JohnH
March 4th, 2002, 07:05 AM
I know we have done this before (in many variations in fact). But this is a bit different. This is not so much the general things that set your teeth on edge, but the little things that drive you wild. Not what might ruin a book but just drive you wild.
For example, I hate dialect. I absolute dispise it. Ah haht eet wan a awther rites n sum stoopid dylek thet they theenk ess kewt.
Why do they use this silly and always clumsy tool? Why not just write that the person could barely be understood? Or their accent was heavy? Some ways of a character saying things as a means of cultural diversity is okay (though anything bordering on Jar-Jar Binks is downright annoying, even if not offensive depending on your views).
I also dislike songs being 'sung' within a work. In some very rare cases it works. Otherwise it somehow strikes me as a silly conceit on the part of the author -- 'look at me! I can rhyme badly'. After all:
Hipty dipty dap
some mindless rhyming crap
it does quite annoy
so I cannot enjoy
the rest of some entertaining pap
Yeech.
Spells are also rather irritating.
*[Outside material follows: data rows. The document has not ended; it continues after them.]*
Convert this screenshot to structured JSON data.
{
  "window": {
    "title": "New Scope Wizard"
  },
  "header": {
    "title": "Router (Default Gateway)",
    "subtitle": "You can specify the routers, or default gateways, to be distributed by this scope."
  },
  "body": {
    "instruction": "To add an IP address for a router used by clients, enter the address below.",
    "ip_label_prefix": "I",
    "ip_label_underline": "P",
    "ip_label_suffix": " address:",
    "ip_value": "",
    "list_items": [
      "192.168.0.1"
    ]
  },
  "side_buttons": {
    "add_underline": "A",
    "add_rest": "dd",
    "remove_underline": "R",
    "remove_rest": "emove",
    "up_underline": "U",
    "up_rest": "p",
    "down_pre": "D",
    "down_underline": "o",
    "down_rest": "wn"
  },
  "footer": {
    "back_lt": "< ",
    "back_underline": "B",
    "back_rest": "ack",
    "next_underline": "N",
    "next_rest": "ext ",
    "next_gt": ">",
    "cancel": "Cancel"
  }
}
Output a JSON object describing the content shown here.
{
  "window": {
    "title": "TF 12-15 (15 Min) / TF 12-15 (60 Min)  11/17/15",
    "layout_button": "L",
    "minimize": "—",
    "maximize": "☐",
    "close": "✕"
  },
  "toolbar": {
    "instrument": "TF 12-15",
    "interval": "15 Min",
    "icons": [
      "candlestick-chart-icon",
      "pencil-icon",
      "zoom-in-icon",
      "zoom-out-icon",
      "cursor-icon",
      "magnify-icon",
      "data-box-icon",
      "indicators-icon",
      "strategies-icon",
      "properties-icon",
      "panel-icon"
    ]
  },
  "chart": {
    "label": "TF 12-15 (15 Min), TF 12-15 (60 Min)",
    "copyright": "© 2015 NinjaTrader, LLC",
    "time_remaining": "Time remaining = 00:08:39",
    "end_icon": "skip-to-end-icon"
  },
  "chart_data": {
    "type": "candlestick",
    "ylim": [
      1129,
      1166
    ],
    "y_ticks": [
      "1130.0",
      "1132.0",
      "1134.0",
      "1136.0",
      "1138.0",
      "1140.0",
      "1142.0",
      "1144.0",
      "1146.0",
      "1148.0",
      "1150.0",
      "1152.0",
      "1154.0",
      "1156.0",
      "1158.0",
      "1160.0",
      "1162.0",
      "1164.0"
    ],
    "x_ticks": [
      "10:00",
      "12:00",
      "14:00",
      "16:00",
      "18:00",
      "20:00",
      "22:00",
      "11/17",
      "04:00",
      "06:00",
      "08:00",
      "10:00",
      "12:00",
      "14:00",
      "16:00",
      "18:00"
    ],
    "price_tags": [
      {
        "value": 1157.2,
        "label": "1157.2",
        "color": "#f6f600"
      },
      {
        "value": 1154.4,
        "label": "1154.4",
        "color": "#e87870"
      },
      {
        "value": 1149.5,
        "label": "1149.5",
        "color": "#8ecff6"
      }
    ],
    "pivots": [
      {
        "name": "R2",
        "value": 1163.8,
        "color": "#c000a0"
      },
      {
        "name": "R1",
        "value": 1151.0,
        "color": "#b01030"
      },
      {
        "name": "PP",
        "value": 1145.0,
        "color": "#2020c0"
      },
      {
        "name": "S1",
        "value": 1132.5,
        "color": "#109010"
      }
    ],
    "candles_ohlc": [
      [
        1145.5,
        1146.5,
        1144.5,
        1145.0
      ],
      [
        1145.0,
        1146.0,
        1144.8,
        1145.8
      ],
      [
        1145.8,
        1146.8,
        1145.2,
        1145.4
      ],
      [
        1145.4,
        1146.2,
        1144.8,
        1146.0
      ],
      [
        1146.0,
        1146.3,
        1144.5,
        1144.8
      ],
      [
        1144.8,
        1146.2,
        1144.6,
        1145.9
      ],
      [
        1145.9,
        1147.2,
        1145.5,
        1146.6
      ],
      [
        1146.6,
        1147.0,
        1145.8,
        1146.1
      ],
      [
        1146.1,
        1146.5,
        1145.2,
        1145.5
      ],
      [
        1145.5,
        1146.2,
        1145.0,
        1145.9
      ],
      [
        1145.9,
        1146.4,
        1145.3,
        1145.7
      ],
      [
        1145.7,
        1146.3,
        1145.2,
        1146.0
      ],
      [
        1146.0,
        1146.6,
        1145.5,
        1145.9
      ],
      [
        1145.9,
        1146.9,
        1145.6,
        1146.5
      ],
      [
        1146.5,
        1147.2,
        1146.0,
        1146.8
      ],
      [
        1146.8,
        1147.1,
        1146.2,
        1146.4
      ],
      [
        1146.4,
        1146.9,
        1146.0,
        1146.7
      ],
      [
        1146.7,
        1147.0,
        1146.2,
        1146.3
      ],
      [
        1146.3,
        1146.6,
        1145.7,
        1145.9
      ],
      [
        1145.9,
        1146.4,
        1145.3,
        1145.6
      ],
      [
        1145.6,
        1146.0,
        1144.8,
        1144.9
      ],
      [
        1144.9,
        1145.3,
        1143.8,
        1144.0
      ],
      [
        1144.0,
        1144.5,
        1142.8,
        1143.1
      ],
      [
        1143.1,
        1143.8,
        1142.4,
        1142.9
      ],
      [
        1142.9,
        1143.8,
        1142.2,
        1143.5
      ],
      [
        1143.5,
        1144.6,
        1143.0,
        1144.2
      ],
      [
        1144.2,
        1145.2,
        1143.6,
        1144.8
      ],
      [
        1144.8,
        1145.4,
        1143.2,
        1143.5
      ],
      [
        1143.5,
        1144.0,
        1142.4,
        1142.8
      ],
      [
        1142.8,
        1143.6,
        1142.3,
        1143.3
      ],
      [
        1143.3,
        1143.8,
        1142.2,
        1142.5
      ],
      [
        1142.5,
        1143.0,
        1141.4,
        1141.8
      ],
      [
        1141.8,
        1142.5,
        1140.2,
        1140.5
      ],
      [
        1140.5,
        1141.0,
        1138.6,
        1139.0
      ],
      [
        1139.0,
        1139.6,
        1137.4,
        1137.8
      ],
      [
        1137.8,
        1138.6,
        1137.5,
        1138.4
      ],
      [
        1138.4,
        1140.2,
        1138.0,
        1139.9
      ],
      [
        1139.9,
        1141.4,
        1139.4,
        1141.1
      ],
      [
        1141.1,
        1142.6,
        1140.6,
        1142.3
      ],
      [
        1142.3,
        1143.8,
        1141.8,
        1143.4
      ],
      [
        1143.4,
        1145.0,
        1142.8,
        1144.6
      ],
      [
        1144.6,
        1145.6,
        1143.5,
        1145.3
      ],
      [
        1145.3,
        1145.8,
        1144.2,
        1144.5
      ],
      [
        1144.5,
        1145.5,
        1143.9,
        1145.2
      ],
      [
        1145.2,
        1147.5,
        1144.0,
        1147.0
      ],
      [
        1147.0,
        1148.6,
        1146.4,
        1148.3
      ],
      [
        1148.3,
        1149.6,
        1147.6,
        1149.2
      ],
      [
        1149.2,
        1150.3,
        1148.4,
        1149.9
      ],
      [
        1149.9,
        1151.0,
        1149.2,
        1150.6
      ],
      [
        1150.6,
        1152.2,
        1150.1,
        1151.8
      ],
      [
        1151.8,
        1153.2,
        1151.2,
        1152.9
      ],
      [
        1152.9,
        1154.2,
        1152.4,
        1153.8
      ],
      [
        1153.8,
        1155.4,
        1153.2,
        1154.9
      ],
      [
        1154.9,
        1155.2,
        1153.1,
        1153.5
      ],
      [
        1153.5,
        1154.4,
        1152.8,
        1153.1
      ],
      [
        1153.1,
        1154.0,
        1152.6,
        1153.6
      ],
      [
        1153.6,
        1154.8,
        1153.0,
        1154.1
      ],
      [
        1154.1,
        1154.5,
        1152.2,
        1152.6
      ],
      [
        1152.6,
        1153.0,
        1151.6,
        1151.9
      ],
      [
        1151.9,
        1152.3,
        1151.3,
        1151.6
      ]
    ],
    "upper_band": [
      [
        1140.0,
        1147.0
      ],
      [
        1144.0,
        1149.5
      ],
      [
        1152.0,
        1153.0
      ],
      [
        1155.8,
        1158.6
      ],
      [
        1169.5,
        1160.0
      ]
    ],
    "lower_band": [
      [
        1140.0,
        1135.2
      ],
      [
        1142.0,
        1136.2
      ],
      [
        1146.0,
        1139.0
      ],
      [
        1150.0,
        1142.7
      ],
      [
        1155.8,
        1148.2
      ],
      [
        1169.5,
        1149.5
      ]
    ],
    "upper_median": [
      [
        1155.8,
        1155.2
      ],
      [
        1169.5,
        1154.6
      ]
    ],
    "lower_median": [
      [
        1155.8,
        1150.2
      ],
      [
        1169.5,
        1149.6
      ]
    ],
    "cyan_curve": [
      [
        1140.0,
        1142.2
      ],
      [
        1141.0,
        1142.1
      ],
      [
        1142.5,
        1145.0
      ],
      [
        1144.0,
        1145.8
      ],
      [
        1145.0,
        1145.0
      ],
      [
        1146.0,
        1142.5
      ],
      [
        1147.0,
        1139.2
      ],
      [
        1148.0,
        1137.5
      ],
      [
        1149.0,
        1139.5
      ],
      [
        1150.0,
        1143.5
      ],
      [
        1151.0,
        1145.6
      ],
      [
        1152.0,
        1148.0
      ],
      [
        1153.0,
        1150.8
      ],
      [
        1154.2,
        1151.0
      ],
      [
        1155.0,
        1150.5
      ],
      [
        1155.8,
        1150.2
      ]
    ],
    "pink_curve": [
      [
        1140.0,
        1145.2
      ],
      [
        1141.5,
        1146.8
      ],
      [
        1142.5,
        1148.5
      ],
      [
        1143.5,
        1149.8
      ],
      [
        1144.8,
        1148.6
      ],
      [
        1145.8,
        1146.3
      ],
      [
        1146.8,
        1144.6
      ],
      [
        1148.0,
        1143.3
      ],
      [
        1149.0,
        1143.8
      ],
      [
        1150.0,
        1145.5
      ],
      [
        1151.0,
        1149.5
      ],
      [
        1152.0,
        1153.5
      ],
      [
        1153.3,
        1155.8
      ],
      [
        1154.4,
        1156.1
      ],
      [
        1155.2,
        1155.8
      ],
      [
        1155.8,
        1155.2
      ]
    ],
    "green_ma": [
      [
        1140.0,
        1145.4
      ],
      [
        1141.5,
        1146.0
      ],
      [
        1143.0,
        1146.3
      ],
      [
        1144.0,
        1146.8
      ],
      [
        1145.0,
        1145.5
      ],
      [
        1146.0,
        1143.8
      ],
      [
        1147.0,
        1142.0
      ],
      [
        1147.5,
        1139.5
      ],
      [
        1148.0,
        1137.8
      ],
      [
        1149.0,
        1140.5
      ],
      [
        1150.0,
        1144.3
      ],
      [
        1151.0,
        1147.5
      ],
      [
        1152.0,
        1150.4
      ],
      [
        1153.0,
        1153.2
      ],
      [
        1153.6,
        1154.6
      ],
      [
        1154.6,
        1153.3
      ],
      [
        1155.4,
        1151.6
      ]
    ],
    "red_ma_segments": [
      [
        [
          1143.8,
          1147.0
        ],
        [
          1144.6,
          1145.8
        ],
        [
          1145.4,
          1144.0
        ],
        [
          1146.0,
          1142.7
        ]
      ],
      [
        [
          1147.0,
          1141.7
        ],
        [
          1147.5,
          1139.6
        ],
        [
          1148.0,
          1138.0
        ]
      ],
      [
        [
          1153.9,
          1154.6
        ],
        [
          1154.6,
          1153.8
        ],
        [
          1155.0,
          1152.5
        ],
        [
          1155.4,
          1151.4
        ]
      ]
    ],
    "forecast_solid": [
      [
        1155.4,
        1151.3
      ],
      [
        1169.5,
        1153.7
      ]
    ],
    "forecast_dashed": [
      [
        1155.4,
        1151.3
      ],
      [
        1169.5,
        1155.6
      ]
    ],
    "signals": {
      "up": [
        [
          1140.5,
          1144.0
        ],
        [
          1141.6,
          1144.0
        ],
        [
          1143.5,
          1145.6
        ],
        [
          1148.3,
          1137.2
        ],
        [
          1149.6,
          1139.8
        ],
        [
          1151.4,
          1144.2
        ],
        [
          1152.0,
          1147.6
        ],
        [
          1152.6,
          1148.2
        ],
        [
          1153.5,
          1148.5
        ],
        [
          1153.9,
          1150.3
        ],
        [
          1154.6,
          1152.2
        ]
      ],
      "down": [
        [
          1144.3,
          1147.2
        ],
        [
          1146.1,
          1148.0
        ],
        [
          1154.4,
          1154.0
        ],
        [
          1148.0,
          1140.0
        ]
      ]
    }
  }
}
Especially those that serve really no purpose. Said magicker says or thinks
that they are going to produce fire and then sing/chant/say 'Burn burn into flame you shall turn' Bah! Or else they chant such something and then in big exposition something turns into a ball of flame. Big whoop. All it tells me is that the writer better keep selling books because a job at Hallmark might be a tough sell.
Now some of these elements can be used with some element of restraint. Modesitt uses song/spell in a useful way solely because it is part of the whole magic system. There is some bit of witty 'conceit' on the author's part but it still is not too grating. But it is integrated so deeply into the whole peice of fiction that while not necessary it never seems unnecessary (a personal judgement I know).
Perhaps it is not having any real musical talent whatsoever , well I am a talented listener. Perhaps it is that a story is something that moves the imagination's vision for me rather than the audio. I 'see' the book in my inner world and to some extents I do 'hear' it but not some bard warbling by the fire. I hear just as much if not more when the author writes: ' a bard warbled by the fire'.
Overall I think these aspects fall into one main category of too much information. A really good author sets up the scene and lets the reader's imagination fill in the small cracks (some can be smaller than others). It lets me personalize this inner world to one I can fully see and relate to.
But remember, I would like spefic instances of what annoys you or you could do without. Basically the finishing touches an author might employ to set their work apart (or together) from the others.
For example, I hate dialect. I absolute dispise it. Ah haht eet wan a awther rites n sum stoopid dylek thet they theenk ess kewt.
Why do they use this silly and always clumsy tool? Why not just write that the person could barely be understood? Or their accent was heavy? Some ways of a character saying things as a means of cultural diversity is okay (though anything bordering on Jar-Jar Binks is downright annoying, even if not offensive depending on your views).
I also dislike songs being 'sung' within a work. In some very rare cases it works. Otherwise it somehow strikes me as a silly conceit on the part of the author -- 'look at me! I can rhyme badly'. After all:
Hipty dipty dap
some mindless rhyming crap
it does quite annoy
so I cannot enjoy
the rest of some entertaining pap
Yeech.
Spells are also rather irritating. Especially those that serve really no purpose. Said magicker says or thinks
that they are going to produce fire and then sing/chant/say 'Burn burn into flame you shall turn' Bah! Or else they chant such something and then in big exposition something turns into a ball of flame. Big whoop. All it tells me is that the writer better keep selling books because a job at Hallmark might be a tough sell.
Now some of these elements can be used with some element of restraint. Modesitt uses song/spell in a useful way solely because it is part of the whole magic system. There is some bit of witty 'conceit' on the author's part but it still is not too grating. But it is integrated so deeply into the whole peice of fiction that while not necessary it never seems unnecessary (a personal judgement I know).
Perhaps it is not having any real musical talent whatsoever , well I am a talented listener. Perhaps it is that a story is something that moves the imagination's vision for me rather than the audio. I 'see' the book in my inner world and to some extents I do 'hear' it but not some bard warbling by the fire. I hear just as much if not more when the author writes: ' a bard warbled by the fire'.
Overall I think these aspects fall into one main category of too much information. A really good author sets up the scene and lets the reader's imagination fill in the small cracks (some can be smaller than others). It lets me personalize this inner world to one I can fully see and relate to.
But remember, I would like spefic instances of what annoys you or you could do without. Basically the finishing touches an author might employ to set their work apart (or together) from the others.